Temporary Protected Status Not a Gateway to Green Card, Supreme Court Rules

Temporary Protected Status Not a Gateway to Green Card, Supreme Court Rules
The Supreme Court of the United States in Washington on May 7, 2019. Samira Bouaou/The Epoch Times
Matthew Vadum
Updated:

The fact that U.S. government policy allows aliens from troubled nations—including those who enter the country illegally—to remain in the United States for humanitarian reasons doesn’t mean they are entitled to apply for green cards, the Supreme Court ruled unanimously.

The 11-page opinion in Sanchez v. Mayorkas, court file 20-315, was written by Justice Elena Kagan.

The decision came June 7 as the federal government finds itself overwhelmed by a rush of would-be immigrants flooding the nation’s border with Mexico. The White House wants the Mexican government to do more to curb illegal immigration to the United States. President Joe Biden ended the Trump-era “remain in Mexico” policy that required asylum-seekers at the southern border to wait in Mexico while their claims are processed.

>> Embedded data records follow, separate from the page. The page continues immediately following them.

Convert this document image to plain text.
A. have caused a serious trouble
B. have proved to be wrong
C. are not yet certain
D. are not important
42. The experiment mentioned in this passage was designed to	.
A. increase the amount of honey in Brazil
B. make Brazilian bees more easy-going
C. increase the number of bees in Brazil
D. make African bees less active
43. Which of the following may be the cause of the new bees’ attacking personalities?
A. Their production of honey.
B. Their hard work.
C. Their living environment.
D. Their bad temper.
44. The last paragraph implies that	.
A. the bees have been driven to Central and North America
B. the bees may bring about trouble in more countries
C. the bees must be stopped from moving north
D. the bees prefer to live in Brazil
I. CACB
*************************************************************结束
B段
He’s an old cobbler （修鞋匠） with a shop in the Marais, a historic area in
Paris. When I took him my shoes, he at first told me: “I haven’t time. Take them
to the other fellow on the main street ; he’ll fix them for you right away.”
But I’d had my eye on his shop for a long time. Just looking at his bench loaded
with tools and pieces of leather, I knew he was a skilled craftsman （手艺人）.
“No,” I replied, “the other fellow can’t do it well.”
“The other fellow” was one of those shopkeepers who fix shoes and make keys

Secretary of Homeland Security Alejandro Mayorkas, the respondent in the court case, spoke with Mexican Secretary of Foreign Relations Marcelo Ebrard on June 4 about the two countries’ “close cooperation and partnership to manage northbound irregular migration flows and address southbound weapons flows to Mexico from the United States,” according to a government summary.

The petitioners, Jose Santos Sanchez and Sonia Gonzalez, a married couple from El Salvador living in New Jersey, now have four children, including one who was born in the United States. Sanchez entered the country illegally in 1997. The United States gave El Salvador the temporary protected status (TPS) designation in 2001 after a series of earthquakes in that country and gave protection to the couple under the program.

The TPS program allows individuals from countries in crisis to temporarily reside in the United States while adverse conditions continue to exist at home. The designation is applied by the U.S. Department of Homeland Security to countries experiencing ongoing armed conflict or environmental disasters such as earthquakes, hurricanes, or epidemics.

Twelve countries currently have the TPS designation, according to U.S. Citizenship and Immigration Services (USCIS): El Salvador, Haiti, Honduras, Burma (also known as Myanmar), Nepal, Nicaragua, Somalia, South Sudan, Sudan, Syria, Venezuela, and Yemen.
There were about 320,000 TPS recipients living in the United States as of March, according to one estimate.

In the court opinion, Kagan noted that Sanchez entered this country illegally from El Salvador and was given temporary protected status. The fact that he came into the United States without authorization meant he wasn’t eligible for permanent resident status, also known as a green card.

“Sanchez now wishes to become a lawful permanent resident (LPR) of the United States,” she continued. “The question here is whether the conferral of TPS enables him to obtain LPR status despite his unlawful entry. We hold that it does not.”

In 2014, USCIS turned down Sanchez’s application for a green card because he was deemed not to have been lawfully admitted to the United States.

“‘A grant of TPS does not cure a foreign national’s entry without inspection or constitute an inspection and admission of the foreign national,’” Kagan wrote, quoting the USCIS determination.

“‘Recipients of TPS,’ the agency reasoned, ‘must still meet the threshold requirement’ of a lawful entry,” the justice continued.

Sanchez challenged the decision and a U.S. District Court agreed with him, but the U.S. Court of Appeals for the 3rd Circuit reversed, holding that “a grant of TPS does not constitute an ‘admission’ into the United States.”

“The court observed that ‘admission’ and ‘status’ are separate concepts in immigration law,” Kagan wrote. “So, the court concluded, providing a person with nonimmigrant status (as the TPS provision does) does not mean admitting him.

“Because a grant of TPS does not come with a ticket of admission, it does not eliminate the disqualifying effect of an unlawful entry.”

During oral arguments on April 19, Justice Brett Kavanaugh seemed to foreshadow the court’s decision in the case.

“We need to be careful about tinkering with the immigration statutes as written, particularly when Congress has ... such a primary role here,” Kavanaugh told Sanchez’s attorney. “Don’t you think ... if Congress was intending to do what you want, it was almost certain there would be more explicit language?”

The Immigration Reform Law Institute (IRLI) applauded the new court ruling, which it said recognized that Congress didn’t intend to reward illegal border-crossing by offering illegal aliens an opportunity to obtain lawful status in the U.S.

“Thankfully, today the Court declined to water down the law, but instead maintained the standard that illegal entry into our country will not be tolerated, much less rewarded,” Dale L. Wilcox, executive director and general counsel of IRLI, said in a statement.

“We are seeing right now what happens when deliberate non-enforcement sends the opposite message: an engineered surge, crisis, and chaos at the border. We are pleased that the Court refused to add to that crisis today.”